The first element is the id that should be added to the element of one collection with others. The output should be all exclusive ids, and if the id of one collection is assumed to be the same as the id in the other collection, a proposal is made.

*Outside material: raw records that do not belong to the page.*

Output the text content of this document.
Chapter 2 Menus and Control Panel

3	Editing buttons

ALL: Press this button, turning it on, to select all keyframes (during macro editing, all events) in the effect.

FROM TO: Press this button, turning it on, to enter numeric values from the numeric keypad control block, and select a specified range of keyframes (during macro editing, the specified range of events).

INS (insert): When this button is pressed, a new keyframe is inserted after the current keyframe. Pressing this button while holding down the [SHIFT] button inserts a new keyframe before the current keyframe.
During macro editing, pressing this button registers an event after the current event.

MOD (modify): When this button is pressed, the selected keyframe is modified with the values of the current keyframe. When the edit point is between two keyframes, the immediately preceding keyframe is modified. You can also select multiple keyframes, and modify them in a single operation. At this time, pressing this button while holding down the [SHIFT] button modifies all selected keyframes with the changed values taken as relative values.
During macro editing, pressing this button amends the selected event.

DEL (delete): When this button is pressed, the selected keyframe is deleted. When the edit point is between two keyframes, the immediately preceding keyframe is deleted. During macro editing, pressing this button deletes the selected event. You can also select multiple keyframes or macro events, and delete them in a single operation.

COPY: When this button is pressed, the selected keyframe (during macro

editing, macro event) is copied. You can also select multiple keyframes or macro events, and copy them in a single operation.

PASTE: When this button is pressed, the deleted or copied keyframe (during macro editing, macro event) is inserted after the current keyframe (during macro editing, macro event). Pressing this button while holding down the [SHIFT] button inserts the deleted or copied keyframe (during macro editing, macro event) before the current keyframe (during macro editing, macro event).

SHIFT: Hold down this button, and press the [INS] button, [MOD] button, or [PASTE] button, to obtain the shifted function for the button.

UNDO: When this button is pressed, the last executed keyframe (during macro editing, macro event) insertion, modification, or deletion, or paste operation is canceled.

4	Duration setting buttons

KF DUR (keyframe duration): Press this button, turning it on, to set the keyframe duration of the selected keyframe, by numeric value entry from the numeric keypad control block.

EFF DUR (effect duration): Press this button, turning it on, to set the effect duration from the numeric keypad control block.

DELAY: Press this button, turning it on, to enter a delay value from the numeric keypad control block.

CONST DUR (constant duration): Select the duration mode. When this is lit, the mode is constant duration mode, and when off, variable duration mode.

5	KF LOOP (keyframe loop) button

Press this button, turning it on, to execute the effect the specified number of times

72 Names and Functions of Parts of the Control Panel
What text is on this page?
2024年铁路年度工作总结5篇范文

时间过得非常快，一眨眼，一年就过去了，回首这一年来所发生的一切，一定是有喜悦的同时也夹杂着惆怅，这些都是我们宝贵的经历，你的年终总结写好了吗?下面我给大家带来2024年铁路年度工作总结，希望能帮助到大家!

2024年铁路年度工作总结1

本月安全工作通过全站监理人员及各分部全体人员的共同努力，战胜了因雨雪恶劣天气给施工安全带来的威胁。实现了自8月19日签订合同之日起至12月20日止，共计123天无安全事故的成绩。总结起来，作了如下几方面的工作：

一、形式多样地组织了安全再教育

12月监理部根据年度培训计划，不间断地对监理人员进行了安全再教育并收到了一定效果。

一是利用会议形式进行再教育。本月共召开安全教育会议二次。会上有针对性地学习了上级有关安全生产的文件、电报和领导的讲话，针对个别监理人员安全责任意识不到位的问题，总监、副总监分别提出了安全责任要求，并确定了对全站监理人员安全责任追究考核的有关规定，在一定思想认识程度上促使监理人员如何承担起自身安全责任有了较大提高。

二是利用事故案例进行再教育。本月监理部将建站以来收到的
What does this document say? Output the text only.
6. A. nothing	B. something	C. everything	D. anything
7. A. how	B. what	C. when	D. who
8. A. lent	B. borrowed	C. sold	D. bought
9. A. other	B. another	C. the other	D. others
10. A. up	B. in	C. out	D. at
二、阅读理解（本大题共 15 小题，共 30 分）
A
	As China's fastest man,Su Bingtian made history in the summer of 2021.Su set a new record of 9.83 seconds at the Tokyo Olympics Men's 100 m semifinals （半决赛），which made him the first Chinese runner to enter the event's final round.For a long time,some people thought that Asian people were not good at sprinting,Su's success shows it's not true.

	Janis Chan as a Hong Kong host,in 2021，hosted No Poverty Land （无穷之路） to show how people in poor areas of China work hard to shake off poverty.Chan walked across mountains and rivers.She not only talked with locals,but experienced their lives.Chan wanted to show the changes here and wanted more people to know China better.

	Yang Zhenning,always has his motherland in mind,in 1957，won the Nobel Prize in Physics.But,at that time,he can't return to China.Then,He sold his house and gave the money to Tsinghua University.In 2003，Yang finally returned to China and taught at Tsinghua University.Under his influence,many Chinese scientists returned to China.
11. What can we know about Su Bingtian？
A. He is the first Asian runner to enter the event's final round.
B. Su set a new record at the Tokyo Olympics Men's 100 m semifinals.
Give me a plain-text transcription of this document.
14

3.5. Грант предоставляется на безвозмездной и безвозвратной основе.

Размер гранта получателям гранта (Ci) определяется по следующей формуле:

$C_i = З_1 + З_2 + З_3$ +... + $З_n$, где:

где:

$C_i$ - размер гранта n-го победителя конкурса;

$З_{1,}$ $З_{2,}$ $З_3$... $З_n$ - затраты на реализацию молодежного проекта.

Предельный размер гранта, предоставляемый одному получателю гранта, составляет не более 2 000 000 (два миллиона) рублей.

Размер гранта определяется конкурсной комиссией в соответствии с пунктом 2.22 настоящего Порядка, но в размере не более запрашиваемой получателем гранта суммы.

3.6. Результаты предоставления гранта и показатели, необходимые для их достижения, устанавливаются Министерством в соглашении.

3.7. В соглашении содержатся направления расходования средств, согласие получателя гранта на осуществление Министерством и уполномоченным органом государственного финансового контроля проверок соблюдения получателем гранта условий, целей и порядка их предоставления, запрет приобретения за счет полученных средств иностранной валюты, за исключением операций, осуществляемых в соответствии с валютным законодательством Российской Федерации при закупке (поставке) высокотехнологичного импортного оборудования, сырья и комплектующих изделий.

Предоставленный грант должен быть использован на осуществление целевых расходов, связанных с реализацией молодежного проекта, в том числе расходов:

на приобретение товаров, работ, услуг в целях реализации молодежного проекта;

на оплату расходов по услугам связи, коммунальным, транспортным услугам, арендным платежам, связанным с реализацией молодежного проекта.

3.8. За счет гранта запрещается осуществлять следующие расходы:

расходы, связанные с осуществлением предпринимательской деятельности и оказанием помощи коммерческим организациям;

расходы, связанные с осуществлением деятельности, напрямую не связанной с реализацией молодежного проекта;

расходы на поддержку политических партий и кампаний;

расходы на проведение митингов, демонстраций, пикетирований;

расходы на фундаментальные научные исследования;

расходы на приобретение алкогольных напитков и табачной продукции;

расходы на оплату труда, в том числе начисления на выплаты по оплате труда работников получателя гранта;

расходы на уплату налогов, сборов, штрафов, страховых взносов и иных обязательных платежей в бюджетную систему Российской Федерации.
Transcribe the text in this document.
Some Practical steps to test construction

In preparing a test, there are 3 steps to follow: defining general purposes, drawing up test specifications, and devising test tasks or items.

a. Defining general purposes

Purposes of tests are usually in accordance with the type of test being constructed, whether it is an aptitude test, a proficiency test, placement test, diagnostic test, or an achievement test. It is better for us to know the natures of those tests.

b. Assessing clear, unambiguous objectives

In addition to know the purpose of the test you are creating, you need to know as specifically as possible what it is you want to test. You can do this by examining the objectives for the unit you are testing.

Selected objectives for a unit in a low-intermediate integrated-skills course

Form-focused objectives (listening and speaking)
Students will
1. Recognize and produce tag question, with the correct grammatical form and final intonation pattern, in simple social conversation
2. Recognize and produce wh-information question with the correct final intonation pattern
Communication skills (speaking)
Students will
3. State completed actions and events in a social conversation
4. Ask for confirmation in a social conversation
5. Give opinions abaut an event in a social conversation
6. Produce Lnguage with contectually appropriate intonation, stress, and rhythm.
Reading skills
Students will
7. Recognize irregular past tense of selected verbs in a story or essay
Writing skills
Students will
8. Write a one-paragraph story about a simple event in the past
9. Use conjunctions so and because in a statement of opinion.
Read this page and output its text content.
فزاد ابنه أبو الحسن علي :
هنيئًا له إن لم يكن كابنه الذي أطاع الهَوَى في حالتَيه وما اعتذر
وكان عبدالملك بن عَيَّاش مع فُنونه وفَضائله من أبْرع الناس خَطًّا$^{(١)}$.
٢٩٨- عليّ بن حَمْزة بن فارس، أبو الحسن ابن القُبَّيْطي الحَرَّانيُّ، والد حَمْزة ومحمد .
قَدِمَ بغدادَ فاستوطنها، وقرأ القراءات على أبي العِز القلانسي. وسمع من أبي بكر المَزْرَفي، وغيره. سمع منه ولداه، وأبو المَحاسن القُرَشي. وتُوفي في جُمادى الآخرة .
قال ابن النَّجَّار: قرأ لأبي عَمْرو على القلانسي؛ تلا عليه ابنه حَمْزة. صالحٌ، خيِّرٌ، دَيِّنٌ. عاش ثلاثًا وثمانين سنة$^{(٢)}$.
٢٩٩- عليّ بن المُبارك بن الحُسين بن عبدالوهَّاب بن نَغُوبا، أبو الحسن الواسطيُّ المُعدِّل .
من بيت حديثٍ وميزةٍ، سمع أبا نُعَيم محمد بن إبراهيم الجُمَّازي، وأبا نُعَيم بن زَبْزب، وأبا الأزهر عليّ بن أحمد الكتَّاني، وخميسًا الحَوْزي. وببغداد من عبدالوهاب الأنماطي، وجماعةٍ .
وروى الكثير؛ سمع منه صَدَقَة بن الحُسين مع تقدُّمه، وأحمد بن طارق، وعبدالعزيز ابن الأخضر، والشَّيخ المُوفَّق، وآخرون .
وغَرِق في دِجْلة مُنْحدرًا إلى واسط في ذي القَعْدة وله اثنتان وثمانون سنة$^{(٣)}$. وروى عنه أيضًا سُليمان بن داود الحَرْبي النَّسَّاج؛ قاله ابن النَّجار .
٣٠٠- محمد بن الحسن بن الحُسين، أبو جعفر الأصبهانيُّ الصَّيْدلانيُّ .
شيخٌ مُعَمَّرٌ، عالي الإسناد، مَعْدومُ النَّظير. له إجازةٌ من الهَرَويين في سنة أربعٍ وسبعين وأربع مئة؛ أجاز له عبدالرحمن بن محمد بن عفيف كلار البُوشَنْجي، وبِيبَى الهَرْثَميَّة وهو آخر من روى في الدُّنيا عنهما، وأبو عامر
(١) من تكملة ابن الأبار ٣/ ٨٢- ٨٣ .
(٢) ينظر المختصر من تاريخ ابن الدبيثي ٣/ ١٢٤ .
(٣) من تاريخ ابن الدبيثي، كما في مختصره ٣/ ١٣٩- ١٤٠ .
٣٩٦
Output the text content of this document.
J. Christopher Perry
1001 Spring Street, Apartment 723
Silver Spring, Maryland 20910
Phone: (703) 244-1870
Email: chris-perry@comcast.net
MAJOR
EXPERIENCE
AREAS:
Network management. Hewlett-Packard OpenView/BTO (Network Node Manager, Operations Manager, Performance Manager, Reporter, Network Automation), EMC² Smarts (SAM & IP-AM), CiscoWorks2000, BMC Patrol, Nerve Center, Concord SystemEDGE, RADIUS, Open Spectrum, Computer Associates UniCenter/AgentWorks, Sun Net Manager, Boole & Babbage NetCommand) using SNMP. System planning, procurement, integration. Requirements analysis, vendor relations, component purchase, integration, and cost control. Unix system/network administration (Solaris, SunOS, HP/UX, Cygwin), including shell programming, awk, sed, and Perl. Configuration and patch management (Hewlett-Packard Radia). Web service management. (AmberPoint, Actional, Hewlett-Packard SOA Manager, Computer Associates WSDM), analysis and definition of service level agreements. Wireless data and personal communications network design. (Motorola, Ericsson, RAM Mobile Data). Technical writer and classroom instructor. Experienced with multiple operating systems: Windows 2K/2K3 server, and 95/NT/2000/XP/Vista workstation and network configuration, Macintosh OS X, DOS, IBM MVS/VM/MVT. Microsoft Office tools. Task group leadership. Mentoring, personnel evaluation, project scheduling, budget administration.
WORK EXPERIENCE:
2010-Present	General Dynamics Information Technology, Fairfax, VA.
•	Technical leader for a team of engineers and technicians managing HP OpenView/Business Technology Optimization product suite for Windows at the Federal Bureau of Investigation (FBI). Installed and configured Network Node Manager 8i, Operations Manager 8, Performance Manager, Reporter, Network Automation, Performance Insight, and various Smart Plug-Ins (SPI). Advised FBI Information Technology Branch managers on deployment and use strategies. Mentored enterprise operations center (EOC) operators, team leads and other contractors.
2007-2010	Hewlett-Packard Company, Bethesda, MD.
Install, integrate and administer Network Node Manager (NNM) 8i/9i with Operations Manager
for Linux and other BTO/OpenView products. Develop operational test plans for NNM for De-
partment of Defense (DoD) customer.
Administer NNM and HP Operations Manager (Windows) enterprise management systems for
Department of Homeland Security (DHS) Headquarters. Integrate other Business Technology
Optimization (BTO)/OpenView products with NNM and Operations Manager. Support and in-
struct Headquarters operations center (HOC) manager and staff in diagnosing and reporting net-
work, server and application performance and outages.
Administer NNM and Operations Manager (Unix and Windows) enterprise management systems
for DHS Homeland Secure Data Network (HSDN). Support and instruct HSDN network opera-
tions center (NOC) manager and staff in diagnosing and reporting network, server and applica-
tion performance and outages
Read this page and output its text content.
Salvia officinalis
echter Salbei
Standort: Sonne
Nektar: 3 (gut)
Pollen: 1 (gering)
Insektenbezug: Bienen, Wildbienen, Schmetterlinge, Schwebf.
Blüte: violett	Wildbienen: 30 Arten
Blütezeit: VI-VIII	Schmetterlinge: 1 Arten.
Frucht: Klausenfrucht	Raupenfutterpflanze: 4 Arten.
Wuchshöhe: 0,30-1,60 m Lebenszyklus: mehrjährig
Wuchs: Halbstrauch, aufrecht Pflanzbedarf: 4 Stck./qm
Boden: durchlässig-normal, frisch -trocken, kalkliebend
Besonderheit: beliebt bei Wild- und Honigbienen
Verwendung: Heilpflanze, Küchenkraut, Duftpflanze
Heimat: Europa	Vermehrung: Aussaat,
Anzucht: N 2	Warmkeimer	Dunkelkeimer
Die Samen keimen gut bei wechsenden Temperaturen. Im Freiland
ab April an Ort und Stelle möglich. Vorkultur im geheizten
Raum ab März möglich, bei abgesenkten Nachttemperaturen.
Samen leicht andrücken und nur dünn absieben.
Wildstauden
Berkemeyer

How to get the result?

Answer 1

Is this what you're looking for?

$result = collect(array_merge($arr1, $arr2, $arr3, $arr4))
    ->groupBy(fn ($record) => $record[0])
    ->map
    ->reduce(function ($carry, $item) {
        // Iterate over grouped records, summing all keys expect 0.
        foreach($item as $k => $v) {
            $carry[$k] = $k !== 0 ? $v + ($carry[$k] ?? 0) : $v;
        }

        return $carry;
    }, [])->sort()->values()->toArray();

dd($result);

This first groups on ID and then combines the values of all non 0 keys and finally sorts it by ID and returns it as array.